Employee engagement should always be a top priority for a security contractor. We’ve seen engagement positively correlate to job performance and fulfilment of contract SLAs.
When those things are achieved, the odds of retention – in both employee and customer contracts – increase. While this has been a long-time challenge for guards working the frontline, whose very nature of work keeps them on premises rather than in the office, generally speaking, it’s also now becoming more and more applicable to the workforce at large. Contract management and office roles are now becoming more dispersed as the option and flexibility of remote work becomes long term. As the landscape of the workforce continues to evolve, it’s important to examine engagement as a pivotal part of business strategy.
Begin with onboarding
Whilst the current hiring climate is challenging, successful engagement begins with hiring the right candidate for an open position. Do what you can to streamline your hiring process to attract applicants, but don’t forego your core criteria for the sake of filling an opening. Employees without the right qualifications or certifications, or the desire to learn, are set up to turn over quickly – some before even beginning work. That turnover is costly, especially if you don’t stop the cycle from happening again. Make sure company mission and values are easy to find and understand, and company culture is relayed accurately so that a new hire has a clear expectation for the way things are done during their tenure.
Throughout onboarding, into the first few months of work and on a regular ongoing basis post-hire, provide feedback to staff. KPIs on your contracts are directly dependent on the work your guards and contract management staff deliver. Quality of work can only improve when direct feedback is given based on what’s going well and what isn’t. And, just as personalisation and tailoring is so important to individual contracts, personalised approaches to each staff relationship should be a primary goal.
Build engagement with active staff
From a supervisory perspective, it’s important to continually engage with employees throughout their tenure with your company to counteract dysfunctional turnover – that is, when your best employees leave. Support individual interests and skills, and shape rostered tasks and shift around them.
Understanding your workforce and supporting them in achieving a schedule of work that fits to their needs and skills goes a long way, both in terms of developing a good relationship with your guards and increasing productivity. If a guard is posted to patrol a premise or event they have familiarity, certifications or affinity for, they’re more likely to produce desired results for their business and stay on.
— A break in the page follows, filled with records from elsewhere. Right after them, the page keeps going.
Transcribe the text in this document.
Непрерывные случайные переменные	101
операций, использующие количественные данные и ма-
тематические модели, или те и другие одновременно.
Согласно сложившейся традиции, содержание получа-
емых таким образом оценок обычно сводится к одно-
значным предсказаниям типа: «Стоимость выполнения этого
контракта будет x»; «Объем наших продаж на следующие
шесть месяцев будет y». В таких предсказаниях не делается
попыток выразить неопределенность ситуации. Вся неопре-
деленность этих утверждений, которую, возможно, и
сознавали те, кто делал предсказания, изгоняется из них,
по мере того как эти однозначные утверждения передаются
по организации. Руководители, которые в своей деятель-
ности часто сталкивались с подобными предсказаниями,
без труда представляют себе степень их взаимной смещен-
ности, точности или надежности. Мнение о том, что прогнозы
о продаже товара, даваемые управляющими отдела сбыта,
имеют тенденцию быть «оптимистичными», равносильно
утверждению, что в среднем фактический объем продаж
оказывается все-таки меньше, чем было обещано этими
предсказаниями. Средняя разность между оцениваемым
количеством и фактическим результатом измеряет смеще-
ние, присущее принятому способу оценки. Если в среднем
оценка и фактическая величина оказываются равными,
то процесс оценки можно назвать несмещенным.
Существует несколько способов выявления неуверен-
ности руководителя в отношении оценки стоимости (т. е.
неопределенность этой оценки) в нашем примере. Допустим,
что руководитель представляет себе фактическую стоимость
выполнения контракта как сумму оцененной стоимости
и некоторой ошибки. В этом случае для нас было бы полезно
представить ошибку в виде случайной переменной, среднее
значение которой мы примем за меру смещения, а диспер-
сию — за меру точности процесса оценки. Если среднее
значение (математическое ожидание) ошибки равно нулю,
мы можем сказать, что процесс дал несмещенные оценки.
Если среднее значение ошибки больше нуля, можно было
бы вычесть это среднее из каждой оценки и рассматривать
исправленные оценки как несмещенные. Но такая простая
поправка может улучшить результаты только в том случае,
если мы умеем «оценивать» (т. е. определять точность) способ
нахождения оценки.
It’s also important to value mental health as a part of the workplace. A workplace environment that develops employees’ sense of purpose and supports them through challenging times resulting in fatigue, burnout or uncertainty, plays a massive role in protecting and building good mental health.
Make it possible, where you can, for your workforce to have more control over their work experience through shift management and scheduling flexibility. Enable guards to view available shifts so they can fill gaps or swap shifts without having to submit paperwork for manager authorisation. Provide easy-to-use tools to check how team members are feeling physically and mentally, like an employee self-service portal. Use technology to your advantage when and where it makes sense to make those check-ins more reasonable.
Employee engagement is often the first step towards achieving employee and customer satisfaction. Implement strategies early on in your employee lifecycle and revisit them often to ensure minimal turnover and strengthen retention. Your future profits will be grateful you did.